Turkish President Erdogan on Sunday announced that Turkish military unit had started to move into Libya. Erdogan said that Turkish troops were moving in with the intention of supporting Libyan Prime Minister Fayez al-Sarraj's internationally-recognised Government of National Accord (GNA).
The decision to move into Libya was approved by the Turkish parliament on Thursday. According to the bill approved by the Parliament, the move was taken to protect Ankara's interests in North Africa and the Mediterranean and also to maintain peace and stability in Libya which has been gripped in violence by the Libyan National Army and other rebel forces.
In an interview with local media, Erdogan said that a Turkish lieutenant general will be leading Turkish troops on the ground and that troops are gradually moving into Libya right now. The GNA requested assistance from Turkey as General Khalifa Haftar's forces continue their assault on Tripoli. General Haftar is backed by Russia, Egypt, the United Arab Emirates and Jordan.
Meanwhile, protests erupted in the Libyan city of Benghazi on Friday after Turkey authorised the deployment of troops to Libya to support the UN-backed government in Tripoli that is battling forces loyal to a rival government seeking to capture the capital.
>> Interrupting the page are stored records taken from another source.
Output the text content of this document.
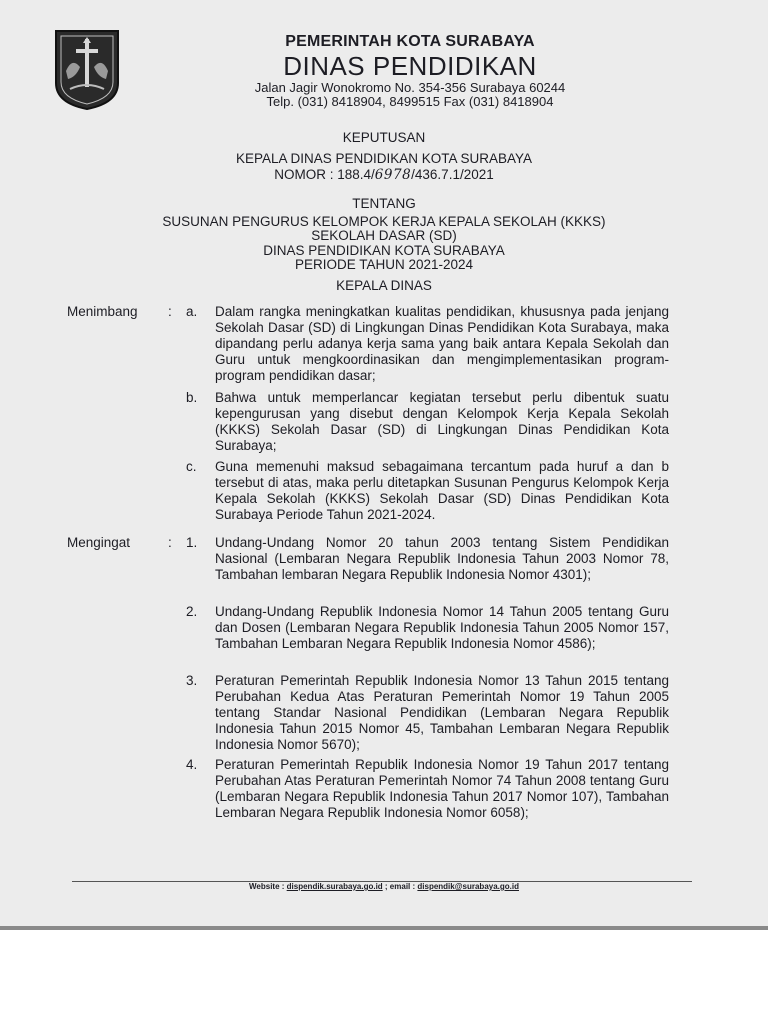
PEMERINTAH KOTA SURABAYA
DINAS PENDIDIKAN
Jalan Jagir Wonokromo No. 354-356 Surabaya 60244
Telp. (031) 8418904, 8499515 Fax (031) 8418904
KEPUTUSAN
KEPALA DINAS PENDIDIKAN KOTA SURABAYA
NOMOR : 188.4/6978/436.7.1/2021
TENTANG
SUSUNAN PENGURUS KELOMPOK KERJA KEPALA SEKOLAH (KKKS)
SEKOLAH DASAR (SD)
DINAS PENDIDIKAN KOTA SURABAYA
PERIODE TAHUN 2021-2024
KEPALA DINAS
Menimbang : a. Dalam rangka meningkatkan kualitas pendidikan, khususnya pada jenjang Sekolah Dasar (SD) di Lingkungan Dinas Pendidikan Kota Surabaya, maka dipandang perlu adanya kerja sama yang baik antara Kepala Sekolah dan Guru untuk mengkoordinasikan dan mengimplementasikan program-program pendidikan dasar;
b. Bahwa untuk memperlancar kegiatan tersebut perlu dibentuk suatu kepengurusan yang disebut dengan Kelompok Kerja Kepala Sekolah (KKKS) Sekolah Dasar (SD) di Lingkungan Dinas Pendidikan Kota Surabaya;
c. Guna memenuhi maksud sebagaimana tercantum pada huruf a dan b tersebut di atas, maka perlu ditetapkan Susunan Pengurus Kelompok Kerja Kepala Sekolah (KKKS) Sekolah Dasar (SD) Dinas Pendidikan Kota Surabaya Periode Tahun 2021-2024.
Mengingat	: 1. Undang-Undang Nomor 20 tahun 2003 tentang Sistem Pendidikan Nasional (Lembaran Negara Republik Indonesia Tahun 2003 Nomor 78, Tambahan lembaran Negara Republik Indonesia Nomor 4301);
2. Undang-Undang Republik Indonesia Nomor 14 Tahun 2005 tentang Guru dan Dosen (Lembaran Negara Republik Indonesia Tahun 2005 Nomor 157, Tambahan Lembaran Negara Republik Indonesia Nomor 4586);
3. Peraturan Pemerintah Republik Indonesia Nomor 13 Tahun 2015 tentang Perubahan Kedua Atas Peraturan Pemerintah Nomor 19 Tahun 2005 tentang Standar Nasional Pendidikan (Lembaran Negara Republik Indonesia Tahun 2015 Nomor 45, Tambahan Lembaran Negara Republik Indonesia Nomor 5670);
4. Peraturan Pemerintah Republik Indonesia Nomor 19 Tahun 2017 tentang Perubahan Atas Peraturan Pemerintah Nomor 74 Tahun 2008 tentang Guru (Lembaran Negara Republik Indonesia Tahun 2017 Nomor 107), Tambahan Lembaran Negara Republik Indonesia Nomor 6058);
Website : dispendik.surabaya.go.id ; email : dispendik@surabaya.go.id
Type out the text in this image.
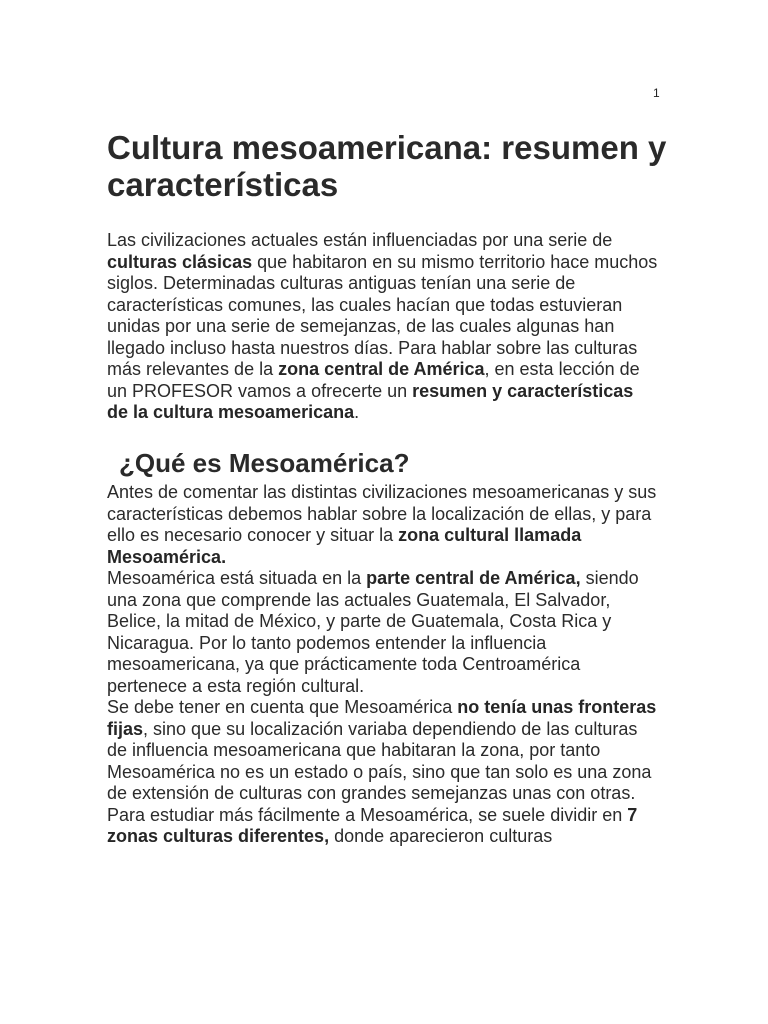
1
Cultura mesoamericana: resumen y características

Las civilizaciones actuales están influenciadas por una serie de culturas clásicas que habitaron en su mismo territorio hace muchos siglos. Determinadas culturas antiguas tenían una serie de características comunes, las cuales hacían que todas estuvieran unidas por una serie de semejanzas, de las cuales algunas han llegado incluso hasta nuestros días. Para hablar sobre las culturas más relevantes de la zona central de América, en esta lección de un PROFESOR vamos a ofrecerte un resumen y características de la cultura mesoamericana.

¿Qué es Mesoamérica?

Antes de comentar las distintas civilizaciones mesoamericanas y sus características debemos hablar sobre la localización de ellas, y para ello es necesario conocer y situar la zona cultural llamada Mesoamérica.

Mesoamérica está situada en la parte central de América, siendo una zona que comprende las actuales Guatemala, El Salvador, Belice, la mitad de México, y parte de Guatemala, Costa Rica y Nicaragua. Por lo tanto podemos entender la influencia mesoamericana, ya que prácticamente toda Centroamérica pertenece a esta región cultural.

Se debe tener en cuenta que Mesoamérica no tenía unas fronteras fijas, sino que su localización variaba dependiendo de las culturas de influencia mesoamericana que habitaran la zona, por tanto Mesoamérica no es un estado o país, sino que tan solo es una zona de extensión de culturas con grandes semejanzas unas con otras.

Para estudiar más fácilmente a Mesoamérica, se suele dividir en 7 zonas culturas diferentes, donde aparecieron culturas
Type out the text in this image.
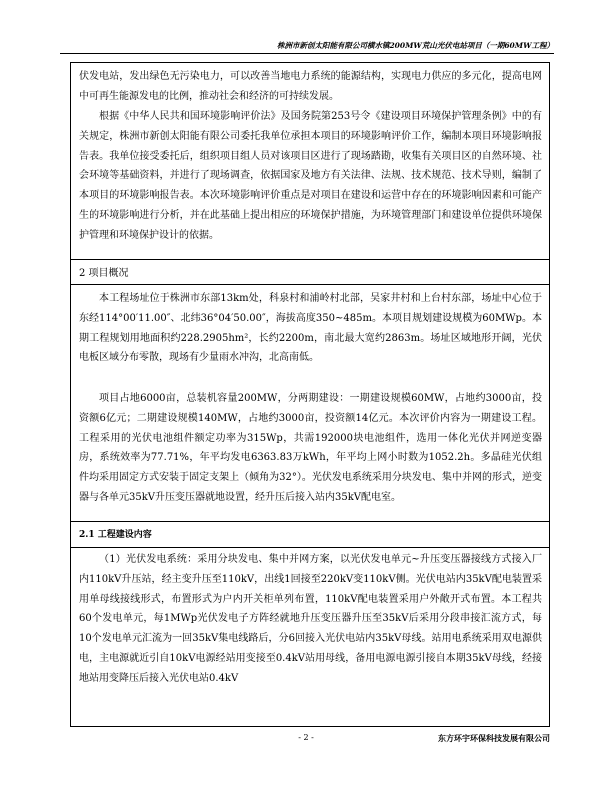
株洲市新创太阳能有限公司横水镇200MW荒山光伏电站项目（一期60MW工程）

伏发电站，发出绿色无污染电力，可以改善当地电力系统的能源结构，实现电力供应的多元化，提高电网中可再生能源发电的比例，推动社会和经济的可持续发展。

根据《中华人民共和国环境影响评价法》及国务院第253号令《建设项目环境保护管理条例》中的有关规定，株洲市新创太阳能有限公司委托我单位承担本项目的环境影响评价工作，编制本项目环境影响报告表。我单位接受委托后，组织项目组人员对该项目区进行了现场踏勘，收集有关项目区的自然环境、社会环境等基础资料，并进行了现场调查，依据国家及地方有关法律、法规、技术规范、技术导则，编制了本项目的环境影响报告表。本次环境影响评价重点是对项目在建设和运营中存在的环境影响因素和可能产生的环境影响进行分析，并在此基础上提出相应的环境保护措施，为环境管理部门和建设单位提供环境保护管理和环境保护设计的依据。

2 项目概况

本工程场址位于株洲市东部13km处，科泉村和浦岭村北部，吴家井村和上台村东部，场址中心位于东经114°00′11.00″、北纬36°04′50.00″，海拔高度350~485m。本项目规划建设规模为60MWp。本期工程规划用地面积约228.2905hm²，长约2200m，南北最大宽约2863m。场址区域地形开阔，光伏电板区域分布零散，现场有少量雨水冲沟，北高南低。

项目占地6000亩，总装机容量200MW，分两期建设：一期建设规模60MW，占地约3000亩，投资额6亿元；二期建设规模140MW，占地约3000亩，投资额14亿元。本次评价内容为一期建设工程。工程采用的光伏电池组件额定功率为315Wp，共需192000块电池组件，选用一体化光伏并网逆变器房，系统效率为77.71%，年平均发电6363.83万kWh，年平均上网小时数为1052.2h。多晶硅光伏组件均采用固定方式安装于固定支架上（倾角为32°）。光伏发电系统采用分块发电、集中并网的形式，逆变器与各单元35kV升压变压器就地设置，经升压后接入站内35kV配电室。

2.1 工程建设内容

（1）光伏发电系统：采用分块发电、集中并网方案，以光伏发电单元~升压变压器接线方式接入厂内110kV升压站，经主变升压至110kV，出线1回接至220kV变110kV侧。光伏电站内35kV配电装置采用单母线接线形式，布置形式为户内开关柜单列布置，110kV配电装置采用户外敞开式布置。本工程共60个发电单元，每1MWp光伏发电子方阵经就地升压变压器升压至35kV后采用分段串接汇流方式，每10个发电单元汇流为一回35kV集电线路后，分6回接入光伏电站内35kV母线。站用电系统采用双电源供电，主电源就近引自10kV电源经站用变接至0.4kV站用母线，备用电源电源引接自本期35kV母线，经接地站用变降压后接入光伏电站0.4kV

- 2 -	东方环宇环保科技发展有限公司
Turkish lawmakers voted 325-184 at an emergency session in favour of a one-year mandate allowing the government to dispatch troops amid concerns that Turkish forces could aggravate the conflict in Libya and destabilise the region.
The Tripoli-based government of Sarraj has faced an offensive by the rival regime in the east and forces loyal to commander General Khalifa Haftar. The fighting has threatened to plunge Libya into violent chaos rivalling the 2011 conflict that ousted and killed longtime dictator Moammar Gadhafi. In Benghazi, demonstrators expressed their anger at what they labelled a "Turkish invasion" of their country and chanted slogans in support of Haftar's regime.